Ah, the Olympic games! They evoke awe, admiration, pride. They speak of excellence and gold medals, set new records which we equate with what is best. After all how many people break an Olympic game record? Those who do have to be the best. We stop there in our analysis usually satisfying ourselves that the best means the highest humankind can achieve and we redouble our adulation for the individual who has thus broken the record. And if this person happens to be from our own country, then he or she is a peerless hero.
Yes, Olympics athletes are the best, but the best in a delineated context, one that is as human and as worldly as it gets, the best at getting the body to perform. They stretch the limit of physical prowess, but what about its counterpart, the spirit?
I know all about team spirit and all that, but the Olympics are not really about team spirit, they’re about winning, they’re about competition and how many gold medals a nation will win–things that do not strengthen one’s relationship to whatever is grander than ourselves. Spiritual realities emphasize cooperation, unity, equality. Like it or not, it does suggest that the Olympics for all their glory and their achievements do not nurture the part of us which link us to what is greater than our physical self.

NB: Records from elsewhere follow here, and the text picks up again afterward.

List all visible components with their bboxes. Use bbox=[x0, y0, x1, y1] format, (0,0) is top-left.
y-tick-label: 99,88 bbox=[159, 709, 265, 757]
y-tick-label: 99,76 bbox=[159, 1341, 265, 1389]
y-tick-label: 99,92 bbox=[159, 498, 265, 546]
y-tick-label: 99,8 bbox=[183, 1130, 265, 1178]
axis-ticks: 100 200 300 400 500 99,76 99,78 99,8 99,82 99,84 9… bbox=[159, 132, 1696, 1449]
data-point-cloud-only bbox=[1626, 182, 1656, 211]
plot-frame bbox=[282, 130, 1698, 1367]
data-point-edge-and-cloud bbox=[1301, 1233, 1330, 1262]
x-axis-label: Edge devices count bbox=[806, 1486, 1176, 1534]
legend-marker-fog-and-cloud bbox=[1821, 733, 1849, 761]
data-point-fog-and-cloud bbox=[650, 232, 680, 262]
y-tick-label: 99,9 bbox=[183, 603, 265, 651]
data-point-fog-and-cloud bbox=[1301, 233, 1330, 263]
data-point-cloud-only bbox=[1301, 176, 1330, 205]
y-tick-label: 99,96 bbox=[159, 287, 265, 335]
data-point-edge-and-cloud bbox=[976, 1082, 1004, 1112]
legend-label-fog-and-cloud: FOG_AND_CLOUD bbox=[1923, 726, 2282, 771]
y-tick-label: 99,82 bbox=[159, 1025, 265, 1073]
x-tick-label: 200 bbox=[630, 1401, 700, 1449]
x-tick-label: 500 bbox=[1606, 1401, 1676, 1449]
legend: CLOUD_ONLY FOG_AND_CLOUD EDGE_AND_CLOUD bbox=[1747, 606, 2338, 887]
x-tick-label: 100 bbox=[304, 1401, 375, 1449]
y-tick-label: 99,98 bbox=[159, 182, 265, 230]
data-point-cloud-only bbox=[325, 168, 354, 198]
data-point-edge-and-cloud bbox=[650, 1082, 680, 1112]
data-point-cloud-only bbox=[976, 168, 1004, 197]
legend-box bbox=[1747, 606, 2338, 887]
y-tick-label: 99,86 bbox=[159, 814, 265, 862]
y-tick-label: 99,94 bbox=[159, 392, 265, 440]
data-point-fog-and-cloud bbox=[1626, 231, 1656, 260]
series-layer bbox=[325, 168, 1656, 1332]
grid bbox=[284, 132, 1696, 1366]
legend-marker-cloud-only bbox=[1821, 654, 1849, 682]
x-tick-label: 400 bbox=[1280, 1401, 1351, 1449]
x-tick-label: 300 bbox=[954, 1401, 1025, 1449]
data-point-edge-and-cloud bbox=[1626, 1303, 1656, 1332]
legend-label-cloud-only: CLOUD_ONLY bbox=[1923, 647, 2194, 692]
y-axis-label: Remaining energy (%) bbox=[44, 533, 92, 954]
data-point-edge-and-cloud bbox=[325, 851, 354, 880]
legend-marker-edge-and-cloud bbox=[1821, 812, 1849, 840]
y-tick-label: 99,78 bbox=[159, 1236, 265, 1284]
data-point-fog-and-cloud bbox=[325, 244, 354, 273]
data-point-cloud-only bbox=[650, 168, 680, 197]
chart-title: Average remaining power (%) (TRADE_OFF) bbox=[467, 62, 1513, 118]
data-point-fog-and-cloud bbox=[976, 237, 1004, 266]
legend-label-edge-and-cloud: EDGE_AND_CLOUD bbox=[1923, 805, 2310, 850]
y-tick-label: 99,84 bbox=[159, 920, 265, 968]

Perhaps there is progress, modern Olympics can be more than physical prowess. They have become a form of international summit, a foreign policy event, if not a tool where messages are sent and diplomacy is tacitly or overtly practiced. Opening and closing ceremonies, for example, can be times when differences are put aside and some sense that we belong to one humanity is as present as it ever is. Still let’s not go too far in our hope that the Olympics will fulfill a larger spiritual purpose. The games are after all big business. Cities compete to be hosts, and spend millions of dollars for the honor, banking on tourism, publicity and prestige to eventually help bring in more than they spent. This year, NBC paid almost a billion dollars for the broadcast rights. And yet, one must hope that as they deal with a globalized world, as the issue of technological enhancements is addressed and as the human body without those extras rebecomes its natural self, meaning there will only be so far it can go, that the games will look to other criteria and stand for something besides the sheer physical feats that are now heralded.